Mizzou Engineering student careers receive boost from rocket launching competition
Space travel isn’t just for government anymore, many enthusiasts believe.
That belief helped spark a national rocket launching contest in which Mizzou Engineering’s student aeronautics team will compete for the first time later this month. The MU American Institute of Aeronautics and Astronautics (AIAA) student chapter has built a 10-foot tall rocket that can climb nearly two miles into the atmosphere in hopes of winning top honors at the Experimental Sounding Rocket Association’s (ESRA) Intercollegiate Rocket Launch Competition on June 26-27 near Green River, Utah.
“We just decided to go a whole new route with rockets, and tackle a new challenge,” said outgoing AIAA Chairman Ryan Goold, who received a mechanical and aerospace engineering degree last month. “I hope to spark interest in returning members to continue researching rockets.”
As does ESRA, the not-for-profit organization sponsoring the third annual competition. ESRA, formed in 2003 by Utah State University faculty members and students to promote science and engineering education, aims to prepare aerospace engineering students throughout the country to serve commercial space travel providers.

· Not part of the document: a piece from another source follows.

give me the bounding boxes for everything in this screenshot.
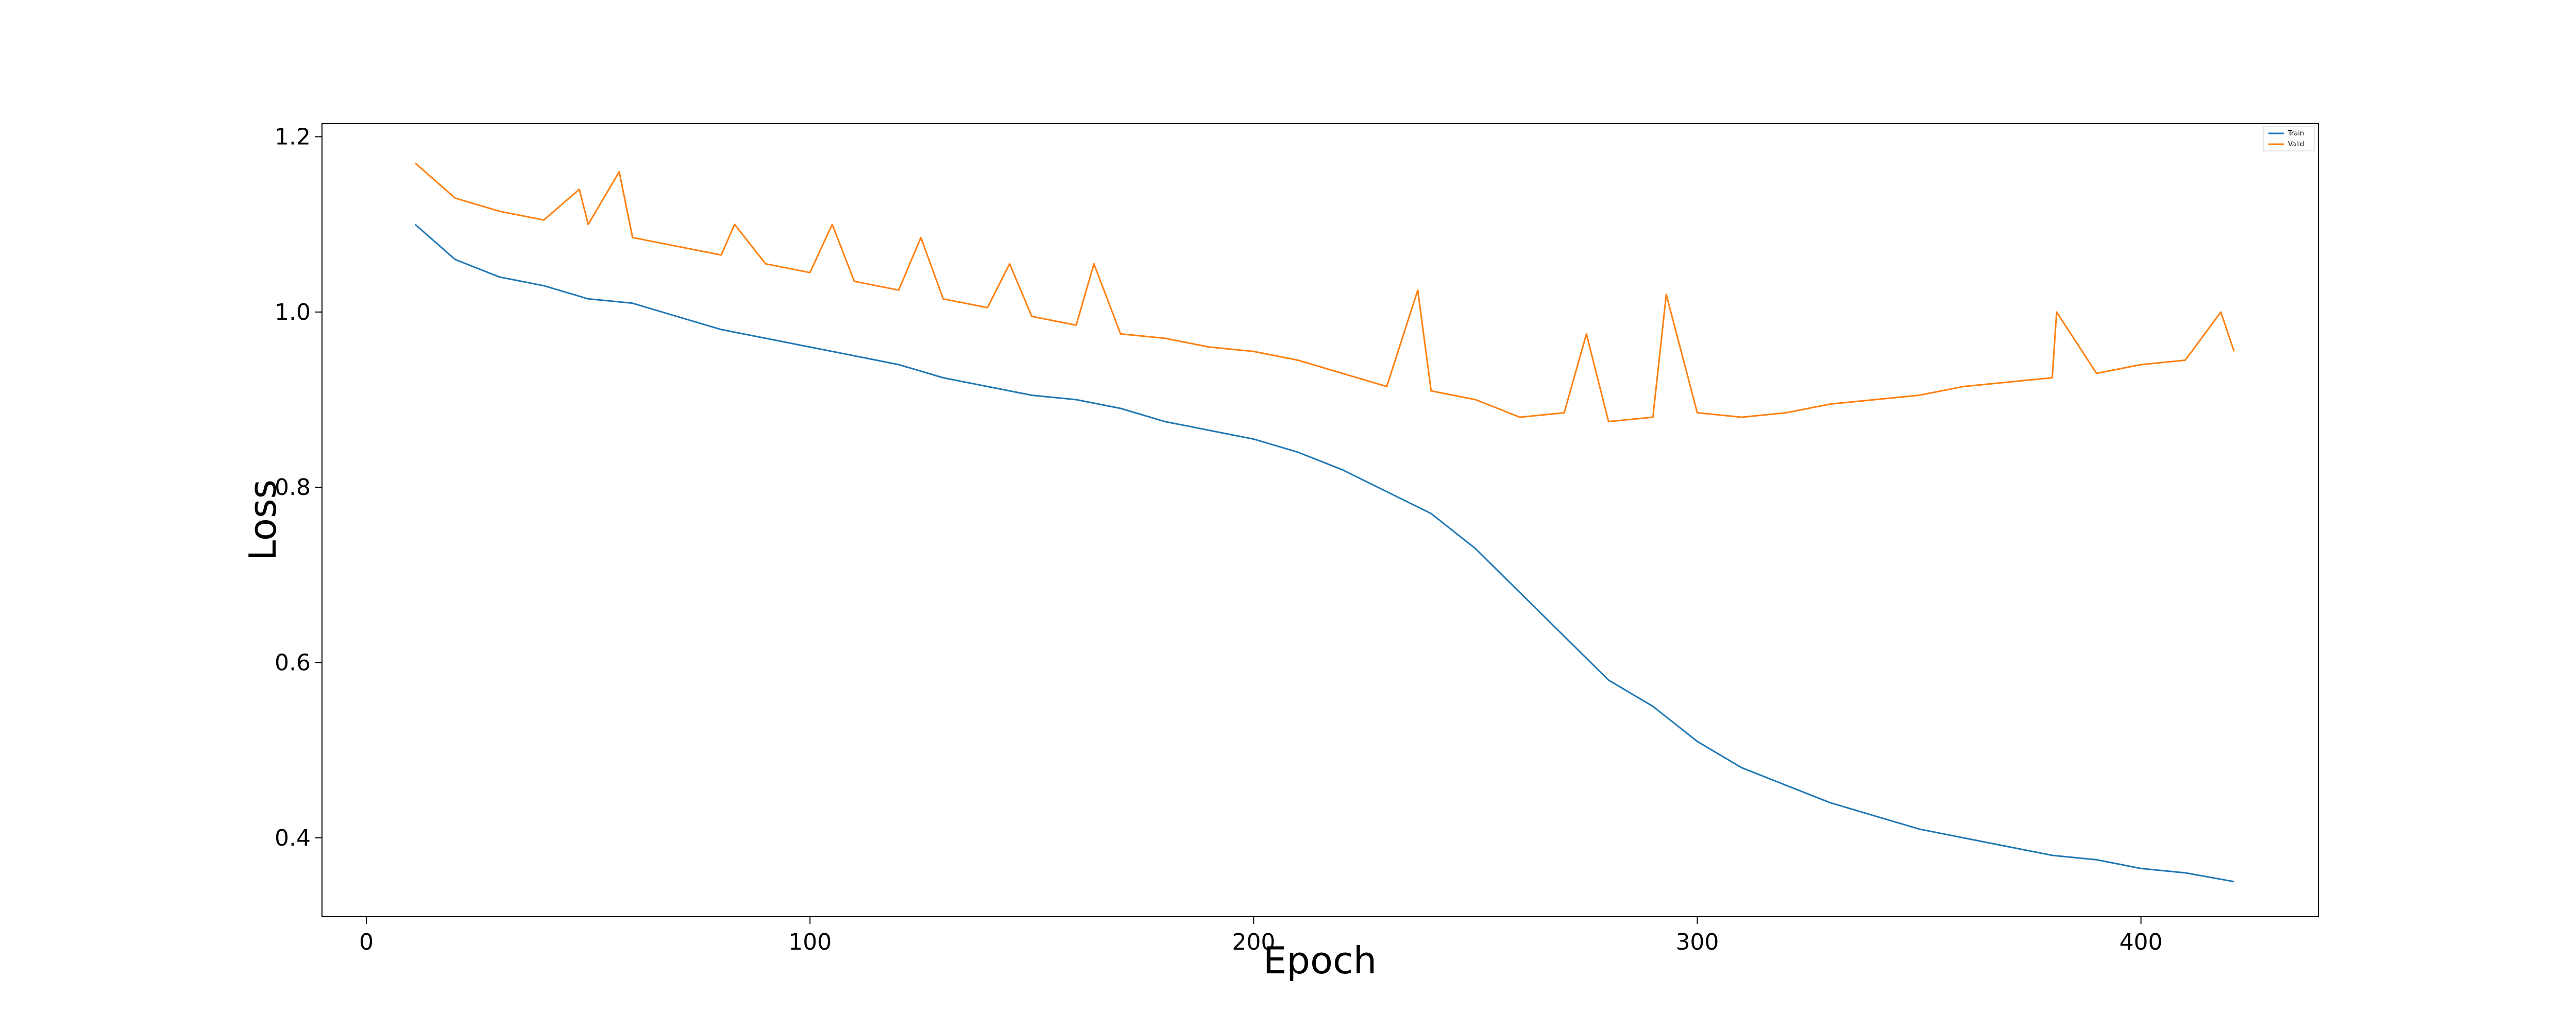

Since the first private rocket ship took flight a few years ago, the private sector has started exploring the commercial possibilities of privately sponsored research, tourist and business space flights, said ESRA competition organizer Paul Mueller, an adjunct assistant professor at Utah State University.

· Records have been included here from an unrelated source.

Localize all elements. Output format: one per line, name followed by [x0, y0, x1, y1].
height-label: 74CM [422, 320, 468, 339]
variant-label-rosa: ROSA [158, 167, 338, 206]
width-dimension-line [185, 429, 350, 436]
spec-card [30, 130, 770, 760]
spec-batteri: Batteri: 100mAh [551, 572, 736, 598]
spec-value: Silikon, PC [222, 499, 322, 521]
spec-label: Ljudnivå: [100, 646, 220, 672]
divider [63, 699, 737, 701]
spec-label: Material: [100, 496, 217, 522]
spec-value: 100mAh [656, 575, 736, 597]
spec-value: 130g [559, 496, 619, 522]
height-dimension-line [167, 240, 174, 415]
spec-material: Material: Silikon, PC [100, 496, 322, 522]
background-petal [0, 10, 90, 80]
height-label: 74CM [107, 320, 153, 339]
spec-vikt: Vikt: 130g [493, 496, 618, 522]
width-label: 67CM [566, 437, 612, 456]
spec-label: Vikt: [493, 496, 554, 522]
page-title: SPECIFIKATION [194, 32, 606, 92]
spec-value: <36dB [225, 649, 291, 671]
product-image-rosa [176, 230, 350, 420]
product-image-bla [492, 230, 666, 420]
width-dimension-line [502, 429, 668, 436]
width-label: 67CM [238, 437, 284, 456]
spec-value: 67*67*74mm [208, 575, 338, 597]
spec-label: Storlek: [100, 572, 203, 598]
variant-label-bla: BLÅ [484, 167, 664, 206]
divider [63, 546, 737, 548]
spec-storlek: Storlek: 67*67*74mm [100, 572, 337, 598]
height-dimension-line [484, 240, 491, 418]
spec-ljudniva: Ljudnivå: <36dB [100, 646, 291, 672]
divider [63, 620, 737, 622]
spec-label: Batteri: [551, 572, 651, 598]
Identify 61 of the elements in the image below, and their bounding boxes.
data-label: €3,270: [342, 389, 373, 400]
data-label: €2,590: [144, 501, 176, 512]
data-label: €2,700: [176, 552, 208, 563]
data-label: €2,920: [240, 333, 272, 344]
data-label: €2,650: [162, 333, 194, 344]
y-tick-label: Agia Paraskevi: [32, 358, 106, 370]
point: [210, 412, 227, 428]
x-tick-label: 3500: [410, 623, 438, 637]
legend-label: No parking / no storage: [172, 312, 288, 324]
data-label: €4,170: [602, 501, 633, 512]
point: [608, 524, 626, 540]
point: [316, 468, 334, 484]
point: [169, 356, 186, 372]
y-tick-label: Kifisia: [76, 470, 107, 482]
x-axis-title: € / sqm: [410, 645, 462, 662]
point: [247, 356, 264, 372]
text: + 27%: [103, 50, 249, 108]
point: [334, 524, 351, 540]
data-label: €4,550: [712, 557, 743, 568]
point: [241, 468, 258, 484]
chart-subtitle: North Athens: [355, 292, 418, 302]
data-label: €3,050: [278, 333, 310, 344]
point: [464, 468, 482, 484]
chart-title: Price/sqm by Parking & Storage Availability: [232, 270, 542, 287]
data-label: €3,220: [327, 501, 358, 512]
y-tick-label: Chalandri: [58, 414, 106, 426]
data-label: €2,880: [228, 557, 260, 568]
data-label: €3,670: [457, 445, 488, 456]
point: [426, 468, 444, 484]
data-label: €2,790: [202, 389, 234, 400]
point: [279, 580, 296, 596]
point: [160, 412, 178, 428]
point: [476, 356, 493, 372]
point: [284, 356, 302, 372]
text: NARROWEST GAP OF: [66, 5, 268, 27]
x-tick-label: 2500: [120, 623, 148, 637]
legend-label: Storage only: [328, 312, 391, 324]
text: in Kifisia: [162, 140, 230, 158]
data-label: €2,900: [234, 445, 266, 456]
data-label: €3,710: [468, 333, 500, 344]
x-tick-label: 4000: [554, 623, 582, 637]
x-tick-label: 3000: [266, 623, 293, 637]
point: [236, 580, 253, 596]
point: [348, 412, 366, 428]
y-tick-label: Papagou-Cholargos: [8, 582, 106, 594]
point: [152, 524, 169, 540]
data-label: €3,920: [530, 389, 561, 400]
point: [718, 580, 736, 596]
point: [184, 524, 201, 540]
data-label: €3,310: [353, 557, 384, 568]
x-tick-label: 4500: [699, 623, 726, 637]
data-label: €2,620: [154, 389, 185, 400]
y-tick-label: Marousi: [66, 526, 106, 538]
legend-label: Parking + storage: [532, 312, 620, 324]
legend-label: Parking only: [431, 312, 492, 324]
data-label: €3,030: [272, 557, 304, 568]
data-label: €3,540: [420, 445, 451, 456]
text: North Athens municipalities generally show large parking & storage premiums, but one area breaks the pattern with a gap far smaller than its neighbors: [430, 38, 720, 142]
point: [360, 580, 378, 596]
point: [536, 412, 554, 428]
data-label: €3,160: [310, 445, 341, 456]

“We think commercial space…is going to take a much larger role in the future,” Mueller said.
Companies will need engineers who can build the hardware, motors and rocket engines required to fuel privately-funded space travel, he said. ESRA’s rocket launching competition is one of only a handful of rocket launching contests across the country to offer students hands-on competition experience in that field, Mueller said.

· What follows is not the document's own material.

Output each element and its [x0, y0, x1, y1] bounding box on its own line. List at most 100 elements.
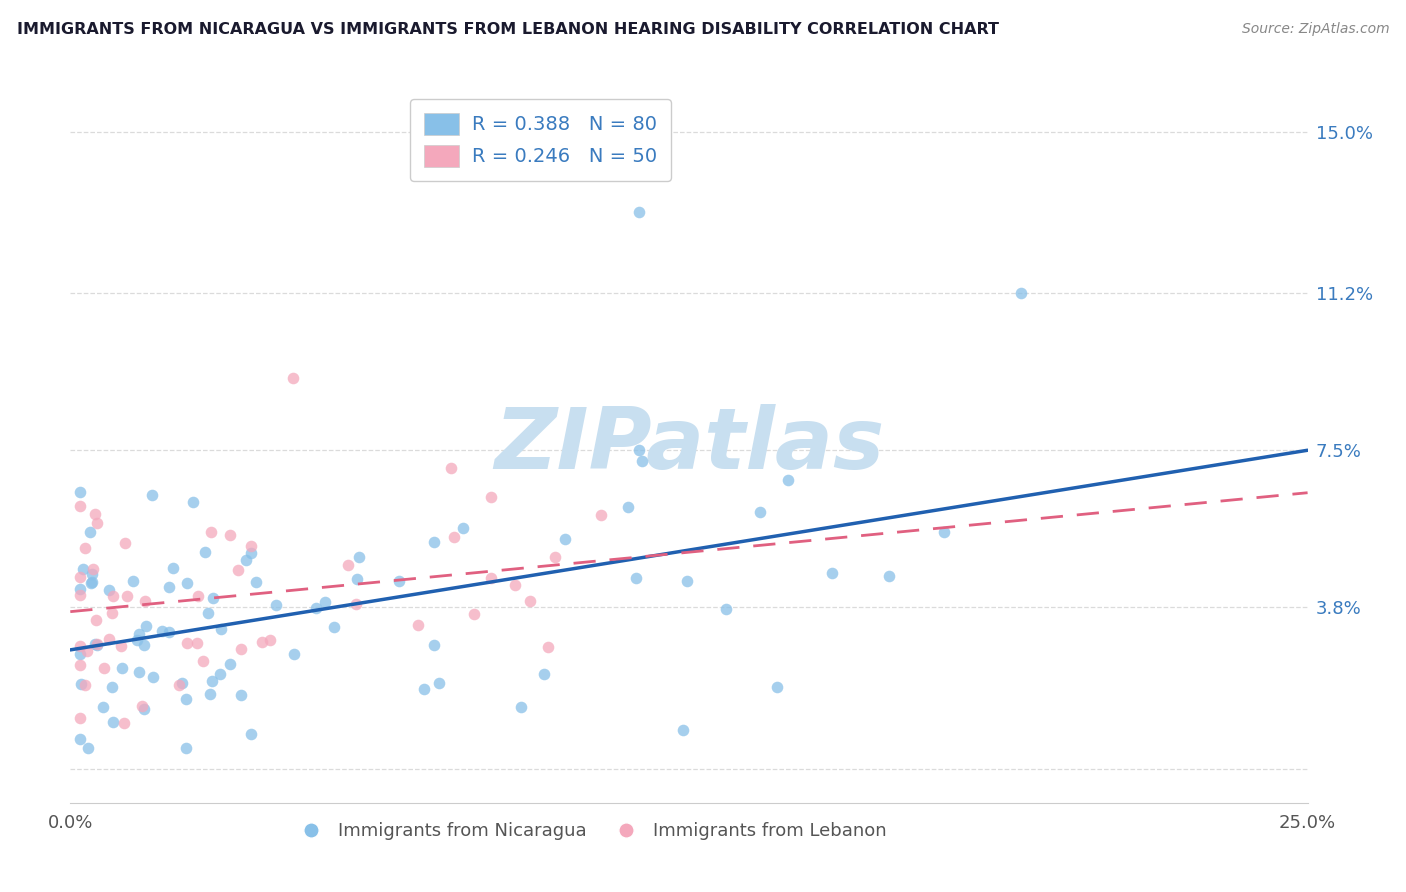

Mizzou mechanical and aerospace engineering senior Geoff Glidden relishes the experience of having helped build the team’s 95-pound rocket, which must be capable of carrying a payload of 10 pounds at least 10,000 feet high. It’s reminiscent of the model rockets with which most team members are familiar, but considerably more challenging, he said.
“Just to do that on a much larger scale is exciting,” Glidden said.